I disagree that this should be looked into, in great detail, with public knowledge and public pausing, as doing this is likely going to do much, much, much, much more harm than good, due to the mass of people who don't understand how tiny this vaccine risk is. If there had been thousands of obvious deaths, of people that are otherwise fit and healthy, then fair enough, but there hasn't. Meanwhile, it's probably already saved 10k lives and likely to be 100k by the end of the year (in the UK alone).
So, there's been 7 deaths, and 30 cases, how many of those were fit and healthy? 2/3?
7 deaths, how many of those are actually 100% to do with the vaccine? 3 at worst? That's about a 1 in 6 million chance
30 cases, how many of those are actually 100% to do with the vaccine? 20 at worst? That's about a 1 in 1 million chance
The chance of death in a motor accident is about 1 in 20,000, per year! Or about 1 in 250 over the course of your life, yet people don't even think twice about getting in a car, and nor should they. The gain for an easy/ better life is worth the tiny risk.
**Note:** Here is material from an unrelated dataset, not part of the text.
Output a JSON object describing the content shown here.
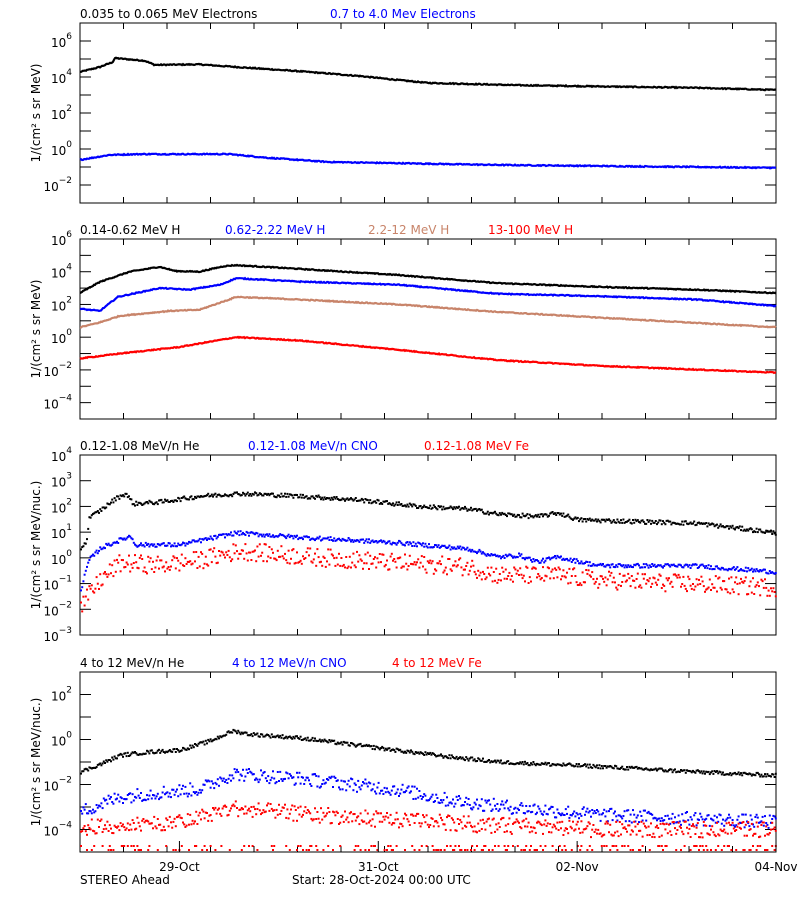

Now, people could compare this to the "from covid/ with covid" non-argument, but it would also be a non-argument as the risk is not just solely on the person taking the vaccine. By not having the AZ vaccine (which we have ordered the most of, and have best delivery of) this would massively delay vaccine rollout, herd immunity, and back to normality. It would also increase hospital cases, the chance of death from actual covid (for everyone), and the chance of death from just about anything else as if covid treatment goes up, treatment for everything else goes down.
They could have looked into this on the DL, to see what may be causing it, but in no way on earth should anywhere be pausing rollout or putting this vaccine in doubt, not when it's already saving lives at a 1,000 to 1. It would be like stopping wearing seatbelts, because some people get killed by seatbelts. Not wearing the seatbelt doesn't mean the car accident wouldn't kill you, or many other car accidents you end up in.
Putting the vaccine in doubt, when there's no reason to prove that it's anywhere near more of a risk than the alternative (not having a vaccine, or a long delay) is extremely reckless, and it's directly putting peoples lives at increased risk. Never would you try and reduce a small risk, if it increases a big risk elsewhere, it would be ludicrous. If I did that on a risk assessment, I would get kicked off the job, unless I was handing someone brown envelopes full of cash. The latter is probably why AZ gets looked into so much, seeing as it's getting so much market share, big pharma won't like it.